Tuesday, November 16, 2010
Wahai langit tempat bintang bernaung, malam ini aku menatapmu dengan dada penuh gemuruh. Tak tahu apa yang menyerangku, yang pasti dadaku rasanya penuh. Seperti ingin menangis, tapi tak tahu pasti kenapa aku harus menangis. Mungkinkah ini masih tentang dia, yang meninggalkanku?
Aneh, walau bintang bertebaran di langitmu, bintang yang berhasil memandu nelayan di tengah lautan, tapi tak satu pun mampu menyelamatkan aku dari ketersesatanku tanpa dia yang masih kurindu, tidak juga bintangmu.
Hhhh, mengingat dia saja membuat nafasku sesak, hingga merasa perlu menarik lebih banyak udara untuk bertahan. Setelah sekian lama, nyatanya dia masih tetap memenuhi atmosferku dengan memori, yang seringnya menyiksa. Dan percayalah, siksanya jauh lebih buruk dari sesakku saat mendengar namanya. Maksudku, jika namanya saja masih membuat udara di sekitarku terasa menipis, bagaimana dengan helai-helai kenangan yang berterbangan di sekitarku. Kau takkan mau tahu rasanya.
Entahlah, apakah berbicara padamu, langit, seperti ini, akan membantu meringankan berat yang menggelayutiku. Kau tak pernah tahu rasanya ditinggalkan semua bintangmu, sendirian, hingga menyisakanmu bersama gelap saja.

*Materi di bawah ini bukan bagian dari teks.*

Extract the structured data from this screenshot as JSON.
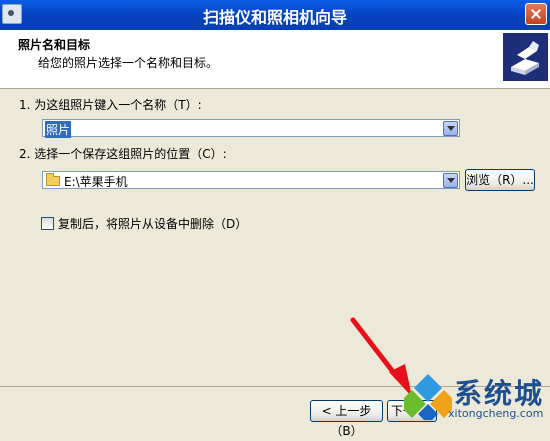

Bisakah kau bayangkan itu wahai langit, bayangkan perihnya sendirian. Dan jika membayangkannya sudah membuatmu hampir menitikkan air mata, sekarang bayangkan aku, yang telah terlanjur ditinggalkan, yang terlanjur dibiarkan sendirian, gelap tak berkawan.
Duh, kenapa bercerita seperti ini membuat beratku yang tadinya bertumpuk di dada serasa pindah ke tenggorokan, dan sebagian seperti memaksa merembes dari kelopak mataku. Sungguh, aku lelah menangis, walau sepertinya memang tak ada yang lain yang bisa kulakukan selain menangis.

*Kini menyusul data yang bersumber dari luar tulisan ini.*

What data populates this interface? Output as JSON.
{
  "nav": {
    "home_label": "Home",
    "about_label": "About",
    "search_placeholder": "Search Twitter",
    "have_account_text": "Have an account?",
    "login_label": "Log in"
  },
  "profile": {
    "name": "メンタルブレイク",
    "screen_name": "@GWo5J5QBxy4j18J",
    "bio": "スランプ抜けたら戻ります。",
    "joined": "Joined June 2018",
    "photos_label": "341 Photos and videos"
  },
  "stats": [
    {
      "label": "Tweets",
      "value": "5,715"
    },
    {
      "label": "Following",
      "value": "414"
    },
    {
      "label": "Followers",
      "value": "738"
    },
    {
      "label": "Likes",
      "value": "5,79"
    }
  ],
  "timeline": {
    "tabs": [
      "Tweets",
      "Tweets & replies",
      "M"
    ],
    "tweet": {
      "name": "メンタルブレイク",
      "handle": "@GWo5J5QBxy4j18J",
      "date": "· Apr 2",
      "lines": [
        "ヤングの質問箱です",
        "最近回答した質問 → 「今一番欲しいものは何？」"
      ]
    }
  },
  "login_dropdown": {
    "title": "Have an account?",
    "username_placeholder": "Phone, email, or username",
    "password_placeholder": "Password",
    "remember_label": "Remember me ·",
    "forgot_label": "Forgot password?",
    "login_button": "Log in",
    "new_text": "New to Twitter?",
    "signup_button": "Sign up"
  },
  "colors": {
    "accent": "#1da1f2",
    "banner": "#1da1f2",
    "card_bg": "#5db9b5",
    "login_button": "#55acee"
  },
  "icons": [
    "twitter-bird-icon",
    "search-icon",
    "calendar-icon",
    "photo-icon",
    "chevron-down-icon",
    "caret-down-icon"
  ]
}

Langit, dari atas sana, apakah pandanganmu lebih luas dari aku? Ah, untuk apa aku bertanya pertanyaan yang sudah jelas jawabannya. Aku sesungguhnya hanya ingin tahu, apakah kau melihatnya saat ini? Ingin tahu di mana dia saat ini, apa yang sedang dilakukannya, dan apakah saat ini ia juga sedang menatapmu, berbicara padamu tentang aku, seperti aku berbicara tentang dia.
Sesungguhnya begitu besar keinginanku untuk meneriakkan rindu di langitmu, sambil diam-diam berharap kau menggemakanya, lalu gemanya menyusup ke telinganya, lalu menyelinap ke dadanya, hingga ia benar-benar merasakan rinduku. Tapi rasanya terlalu banyak yang sudah kutumpahkan kepadamu, hingga aku sungkan merepotkanmu. Maka langit, aku hanya ingin kau menjaganya dengan pelukanmu, dampingi ia dalam bahagia maupun dukanya. Dan jika suatu hari, engkau berkenan, mintalah pada bintangmu untuk menunjukkannya jalan menuju aku. Dan pada hari itu, aku akan tetap di sini, duduk menatapmu, sambil menunggu.
*****
Ah ya, hampir saja aku lupa, terima kasih langit.
Peluk dan kecup untukmu. Selamat malam!
(Tulisan ini bukan punyaku, tapi apa yg tersirat dalam tulisan ini adalah sama persis seperti apa yg sedang aku rasakan sekarang.)